Vascular clock disruption in diabetes: Implications for diabetic retinopathy

With the impending rise of diabetes, approximately 224 million people worldwide will have some form of diabetic retinopathy (DR) by 2045. No cures are available, and treatments are only appropriate for the late stages when loss of vision is imminent. There is an urgent need to better understand its pathobiology to develop new therapies and prevention strategies.

Lifestyle changes are often recommended to prevent DR. In this context, the circadian system, our internal biological clock, plays a vital role in integrating environmental cues to regulate many genes and processes. This system has evolved to align our physiology with the Earth's daily rotation, aiding survival.

At the molecular level, it optimizes cellular functions, including in endothelial cells. Clock disruption in endothelial cells of the retina has been described in patients with diabetes. As we recognize its significance in endothelial cell function, it becomes increasingly crucial to investigate the role of the circadian clock in DR, as it may regulate key processes in the disease.

This project aims to understand how circadian disruption in endothelial cells contributes to DR progression. We hypothesize that disruption of the endothelial cell clock due to diabetes plays a significant role in affecting the functioning of endothelial cells in DR. This disruption weakens their ability to withstand diabetic-related damage, leading to poorer DR outcomes and reduced treatment efficacy.

In Aim 1, we will establish that endothelial cells obtained from patients across different stages of DR stages display disrupted clocks that correspond to the seriousness of the disease. We will make a comparative analysis of circadian rhythms in endothelial cells derived from induced pluripotent stem cells sourced from both healthy individuals and diabetic patients representing a spectrum of DR stages.

Using this approach, we aim to establish a clear connection between vascular clock disruption and disease severity while also delving into the mechanisms by which diabetes interferes with the vascular clock.

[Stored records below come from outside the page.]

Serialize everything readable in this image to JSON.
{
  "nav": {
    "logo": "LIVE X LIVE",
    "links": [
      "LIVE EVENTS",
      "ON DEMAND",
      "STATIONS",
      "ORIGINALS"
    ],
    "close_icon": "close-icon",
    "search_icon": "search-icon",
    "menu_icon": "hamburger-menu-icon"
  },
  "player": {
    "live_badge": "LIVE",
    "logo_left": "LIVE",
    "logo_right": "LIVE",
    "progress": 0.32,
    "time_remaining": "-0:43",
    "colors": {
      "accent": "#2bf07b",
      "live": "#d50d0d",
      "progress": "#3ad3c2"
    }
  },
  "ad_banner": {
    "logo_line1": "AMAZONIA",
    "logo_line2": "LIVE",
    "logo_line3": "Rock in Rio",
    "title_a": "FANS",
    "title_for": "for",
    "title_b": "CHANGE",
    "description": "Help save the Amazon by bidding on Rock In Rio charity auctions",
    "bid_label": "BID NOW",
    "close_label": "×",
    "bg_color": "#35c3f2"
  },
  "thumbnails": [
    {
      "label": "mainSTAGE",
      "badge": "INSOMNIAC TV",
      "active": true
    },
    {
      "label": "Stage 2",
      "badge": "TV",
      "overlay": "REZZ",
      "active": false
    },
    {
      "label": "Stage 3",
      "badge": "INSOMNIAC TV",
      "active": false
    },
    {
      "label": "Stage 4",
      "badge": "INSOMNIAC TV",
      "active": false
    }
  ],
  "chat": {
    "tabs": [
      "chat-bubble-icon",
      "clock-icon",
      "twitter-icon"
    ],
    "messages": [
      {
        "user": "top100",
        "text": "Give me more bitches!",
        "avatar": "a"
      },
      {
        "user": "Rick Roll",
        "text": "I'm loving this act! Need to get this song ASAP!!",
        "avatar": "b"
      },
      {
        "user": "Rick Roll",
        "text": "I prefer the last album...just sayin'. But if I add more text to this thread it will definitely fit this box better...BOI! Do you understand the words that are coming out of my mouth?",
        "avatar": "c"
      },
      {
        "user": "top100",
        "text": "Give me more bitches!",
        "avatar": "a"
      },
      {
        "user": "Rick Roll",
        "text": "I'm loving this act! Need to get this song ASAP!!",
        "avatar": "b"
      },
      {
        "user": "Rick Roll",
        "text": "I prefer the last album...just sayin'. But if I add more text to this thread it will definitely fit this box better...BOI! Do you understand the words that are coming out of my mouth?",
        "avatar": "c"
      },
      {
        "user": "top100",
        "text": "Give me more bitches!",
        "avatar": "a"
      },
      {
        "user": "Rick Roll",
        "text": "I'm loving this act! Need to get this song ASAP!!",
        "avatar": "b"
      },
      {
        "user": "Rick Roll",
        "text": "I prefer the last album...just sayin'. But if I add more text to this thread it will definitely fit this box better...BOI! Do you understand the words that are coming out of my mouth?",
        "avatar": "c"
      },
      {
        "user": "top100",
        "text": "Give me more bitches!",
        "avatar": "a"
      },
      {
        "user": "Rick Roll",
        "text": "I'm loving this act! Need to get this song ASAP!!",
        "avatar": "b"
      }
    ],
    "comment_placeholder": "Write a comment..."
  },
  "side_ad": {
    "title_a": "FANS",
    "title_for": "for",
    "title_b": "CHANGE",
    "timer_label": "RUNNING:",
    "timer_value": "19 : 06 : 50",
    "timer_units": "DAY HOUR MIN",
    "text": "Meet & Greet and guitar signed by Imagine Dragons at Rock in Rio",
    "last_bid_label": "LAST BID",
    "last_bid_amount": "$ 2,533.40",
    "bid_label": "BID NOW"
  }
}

In Aim 2, we will investigate the role of the endothelial cell clock in the progression of DR. We will employ both in vivo and in vitro methods, to assess the role of BMAL1, a core clock protein, in driving the disease. We will use genetically modified mice lacking circadian rhythmicity exclusively in their vessels, induce diabetes in them to simulate elevated blood glucose levels and the onset of DR, and we will evaluate the onset of critical processes in human DR.

These include vessel survival, permeability, leukocyte adhesion, and pathological neovascularization. In vitro genetic and chemical approaches with chronomodulators will be used to gain mechanistic insights into how clock disruption influences these processes, potentially leading to the discovery of novel therapeutic targets for the treatment of DR.

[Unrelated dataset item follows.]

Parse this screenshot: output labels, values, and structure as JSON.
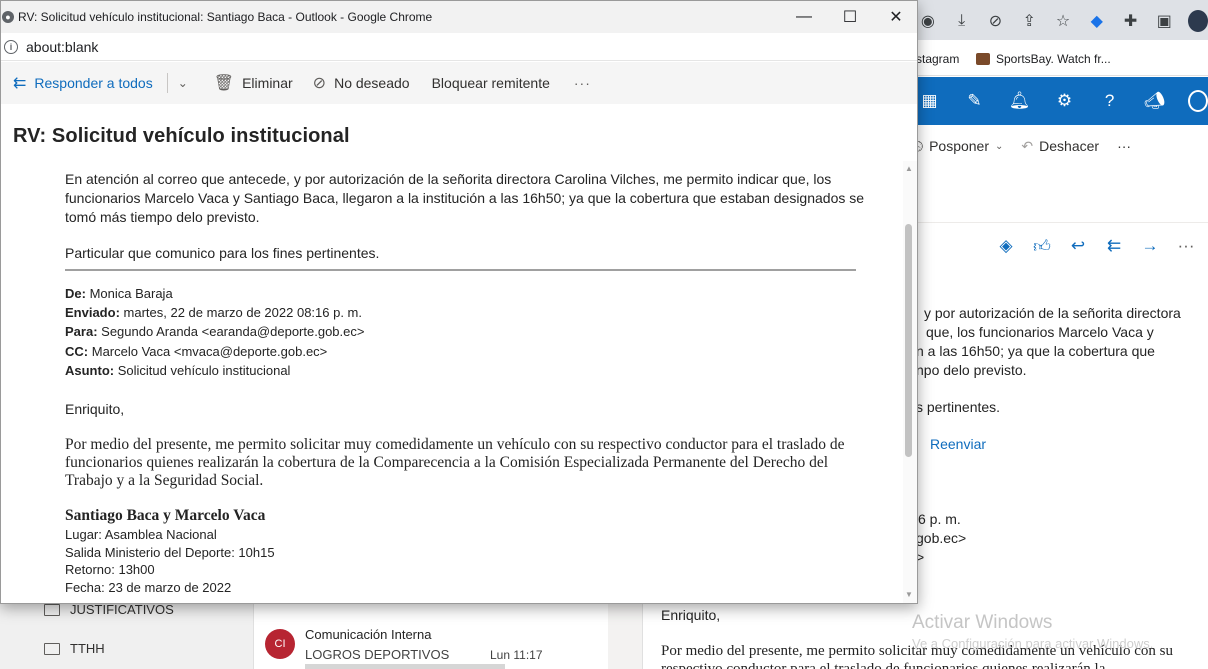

Establishing a link between clock disruption and DR progression may enable the use of patient-derived endothelial cells to predict individuals at risk of worsening DR. Monitoring vascular clock disruption in these cells can also guide the selection of appropriate chronomodulators to restore disrupted rhythms, enhancing disease management.

In an era marked by a rising prevalence of diabetes and its complications, this research holds the potential to significantly improve the lives of millions through a deeper understanding of the interactions of a molecular system assaulted daily by our modern lifestyles on the progression of vascular complications arising from diabetes.